Define a function $f:\Bbb Z \to \Bbb Z$ by \begin{equation*} f(x) = \begin{cases} x, & \text{if $x$ is even}\\ x+1, & \text{if $x$ is odd} \end{cases} \end{equation*} for all $x \in \Bbb Z$. Find a right inverse of $f$ if it exists.

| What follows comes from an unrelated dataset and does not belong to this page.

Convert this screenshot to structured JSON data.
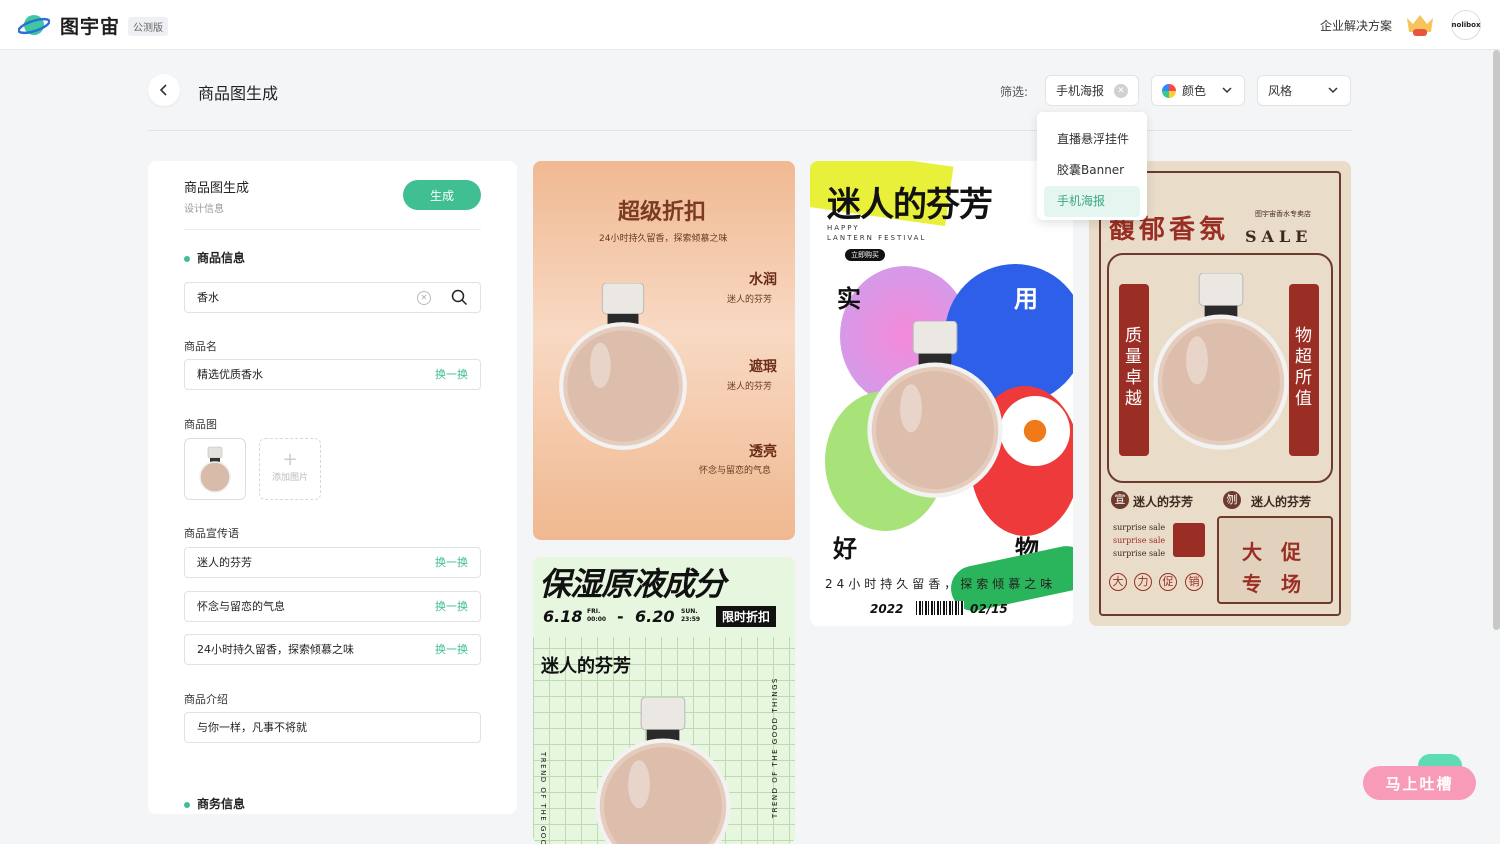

Attempt: $f$ has a right inverse iff $f$ is surjective, so we must check that $f$ is whether surjective or not. Let $y=f(x)$. Then, \begin{equation*} x = \begin{cases} y, & \text{if $y$ is even}\\ y-1, & \text{if $y$ is odd} \end{cases} \end{equation*} for all $x,y \in \Bbb Z$. Now, consider \begin{align*} f(x) &= \begin{cases} f(y), & \text{if $y$ is even}\\ f(y-1), & \text{if $y$ is odd} \end{cases}\\ &= \begin{cases} y, & \text{if $y$ is even}\\ (y-1)+1,& \text{if $y$ is odd} \end{cases} \end{align*} Hence, we see that $f(x) = y$ for all $x \in \Bbb Z$. Thus, $f$ is surjective and therefore, $f$ has a right inverse.
Am I true?
No; the image of $f:\Bbb Z\to\Bbb Z$ as you have defined it consists of only even numbers --
$y=f(x)$ is always even --
so $f$ is not surjective -- odd numbers do not have pre-images in $\Bbb Z$ --
so $f$ does not have a right inverse.
By the way, $f$ is not injective either, because $f(1)=f(2)$, but $1\ne2$.